Each time I hear the Chinese-Swiss pianist Louis Schwizgebel, a Leeds prizewinner in 2012 and subsequently nurtured as a BBC New Generation Artist, he never disappoints. Let’s hope that audiences continue to be drawn in as much by his authoritative and stylish playing as by the intelligence and maturity of his interpretations. His playing has bags of personality, but it is not the sort of personality that gets in the way of the music. In a densely populated field, Schwizgebel’s musicianship has special depth and imagination.
Mozart’s Sonata K576, his last, is supposed to be easy, and, paradoxically, Schwizgebel easily proved that it isn’t with playing of strain-free Mozartean finesse. There were many times when his approach suggested Concerto-like grandeur, emphasised by the extra urgency he added to the first-movement repeat, making it sound integral and indispensable. His attention to balance, weight and shape coupled to a propulsive rhythmic energy gave the outer movements sparkle and dash, and his pinball-machine changes of direction were proof of a sharp wit. Schwizgebel’s close contact with the keyboard, crucial to Mozart, produced a beautifully shaded singing tone in the dreamy Adagio, something he would explore further in Schumann’s Kinderszenen.

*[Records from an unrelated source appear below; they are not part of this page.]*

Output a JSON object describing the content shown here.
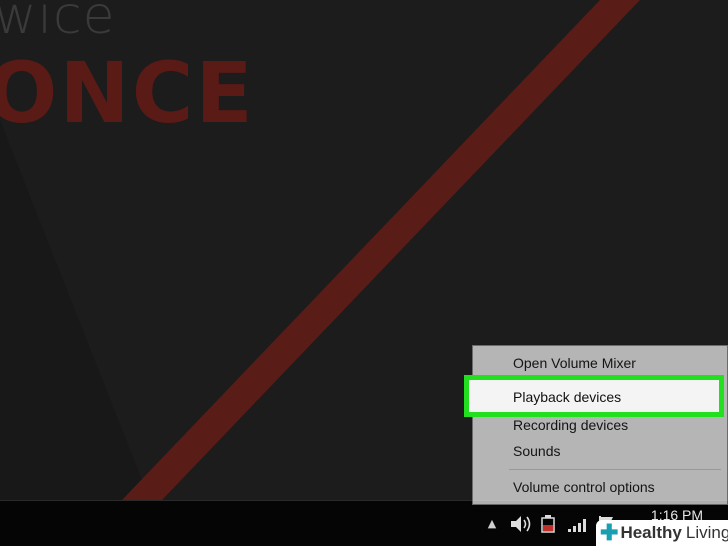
{
  "wallpaper": {
    "small_text": "wice",
    "big_text": "ONCE",
    "stripe_color": "#5a1c17"
  },
  "context_menu": {
    "items": [
      {
        "label": "Open Volume Mixer"
      },
      {
        "label": "Playback devices",
        "highlighted": true
      },
      {
        "label": "Recording devices"
      },
      {
        "label": "Sounds"
      },
      {
        "label": "Volume control options"
      }
    ],
    "highlight_color": "#22e01f"
  },
  "taskbar": {
    "clock": "1:16 PM",
    "tray_icons": [
      "show-hidden-icons-arrow",
      "speaker-icon",
      "power-icon",
      "network-signal-icon",
      "action-center-flag-icon"
    ]
  },
  "watermark": {
    "strong": "Healthy",
    "light": "Living"
  }
}
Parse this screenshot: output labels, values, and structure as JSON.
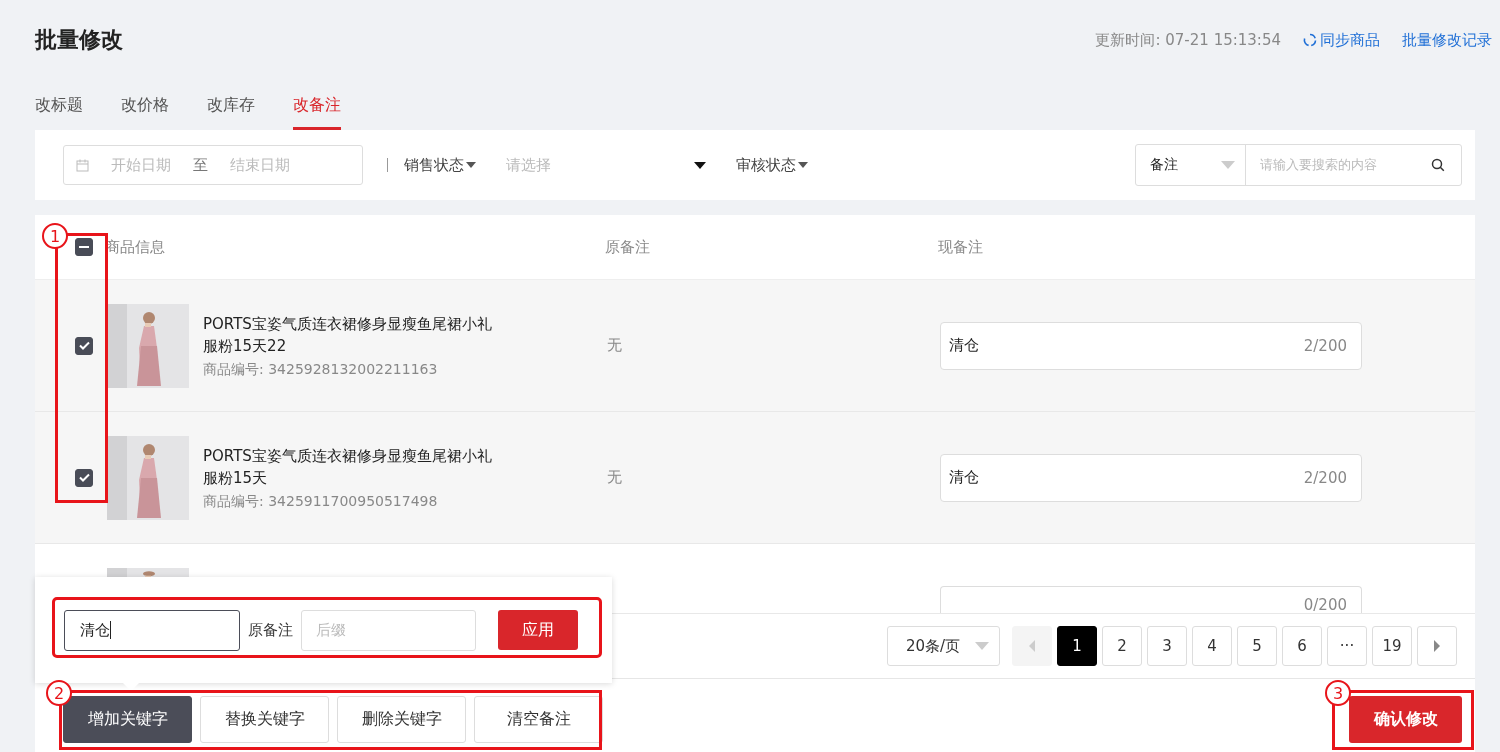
{
  "page": {
    "title": "批量修改",
    "updated": "更新时间: 07-21 15:13:54",
    "sync_link": "同步商品",
    "history_link": "批量修改记录"
  },
  "tabs": [
    {
      "label": "改标题",
      "selected": false
    },
    {
      "label": "改价格",
      "selected": false
    },
    {
      "label": "改库存",
      "selected": false
    },
    {
      "label": "改备注",
      "selected": true
    }
  ],
  "filters": {
    "start_date": {
      "placeholder": "开始日期"
    },
    "date_separator": "至",
    "end_date": {
      "placeholder": "结束日期"
    },
    "sales_status": "销售状态",
    "sales_select": {
      "placeholder": "请选择"
    },
    "audit_status": "审核状态",
    "search_type": "备注",
    "search": {
      "placeholder": "请输入要搜索的内容"
    }
  },
  "table": {
    "header_checkbox": {
      "indeterminate": true
    },
    "columns": [
      "商品信息",
      "原备注",
      "现备注"
    ],
    "rows": [
      {
        "checked": true,
        "title": "PORTS宝姿气质连衣裙修身显瘦鱼尾裙小礼服粉15天22",
        "code": "商品编号: 3425928132002211163",
        "original_remark": "无",
        "remark": "清仓",
        "count": "2/200"
      },
      {
        "checked": true,
        "title": "PORTS宝姿气质连衣裙修身显瘦鱼尾裙小礼服粉15天",
        "code": "商品编号: 3425911700950517498",
        "original_remark": "无",
        "remark": "清仓",
        "count": "2/200"
      },
      {
        "count": "0/200"
      }
    ]
  },
  "pagination": {
    "page_size": "20条/页",
    "pages": [
      {
        "label": "1",
        "selected": true
      },
      {
        "label": "2",
        "selected": false
      },
      {
        "label": "3",
        "selected": false
      },
      {
        "label": "4",
        "selected": false
      },
      {
        "label": "5",
        "selected": false
      },
      {
        "label": "6",
        "selected": false
      },
      {
        "label": "···",
        "selected": false
      },
      {
        "label": "19",
        "selected": false
      }
    ]
  },
  "popup": {
    "keyword": "清仓",
    "label": "原备注",
    "suffix": {
      "placeholder": "后缀"
    },
    "apply": "应用"
  },
  "actions": [
    {
      "label": "增加关键字",
      "selected": true
    },
    {
      "label": "替换关键字",
      "selected": false
    },
    {
      "label": "删除关键字",
      "selected": false
    },
    {
      "label": "清空备注",
      "selected": false
    }
  ],
  "confirm": "确认修改",
  "annotations": [
    {
      "number": "1"
    },
    {
      "number": "2"
    },
    {
      "number": "3"
    }
  ]
}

This adult re-imagining of childhood’s innocent preoccupations can easily sound a bit precious, and Schwizgebel deftly managed the tightrope act of evoking such memories through the filter of experience and nostalgia with impressive and tender objectivity. There was a lightly applied narrative to the sequence, the bookending ‘Von fremden Länden’ and ‘Der Dichter spricht’ hinted at grown-up protectiveness, and his playing of ‘Träumerei’ had the charming, open-ended ambiguity of a child living for the moment.
The second half of Schwizgebel’s Southbank Centre International Piano Series programme was devoted to drama in C-minor. If Beethoven had published his 32 Variations, written in 1806, they would have had an opus number in the late-50s, and Schwizgebel made clear how the music’s character belongs to the earlier bravura of the ‘Pathétique’ and ‘Moonlight’ Sonatas, with a few anticipations of the Diabelli Variations – the rapid, Baroque-style intensification of figuration, a reduction of an already basic them (eight bars of not much more than a descending bass-line) to its proto-components to whet our appetite. There are moments when it sounds like a compendium of Classical technique at its most virtuosic, and in this respect Schwizgebel’s left-hand was like a thing possessed with astonishing drive and accuracy, and for all the work’s brevity – about ten minutes – the work had shape and cohesion.
There was a brief, applause-free silence before Schwizgebel launched into the Beethovenian opening of Schubert’s C-minor Sonata. Of the last three, this one, for me, is the most extreme, a view endorsed by the unrelieved tragedy delivered by Schwizgebel’s uncompromising and great performance. In the first movement, again with the exposition repeat adding immeasurably to the expressive weight, he caught the sheer oddness of the minor/major clashes, which are never resolved, in playing of disturbing ferocity. The hymn-like opening of the Adagio sounds even more like Beethoven, but Schwizgebel guided it inexorably towards a devastating nihilism, a landscape of shadows that neither the fractured Minuet and Trio nor the Finale that just can’t settle did anything to alleviate.
Such an unforgettable rendition hardly required an encore, and the Schubert/Liszt ‘Ständchen’ (from Schwanengesang), suitably inward looking, continued to hover near the precipice.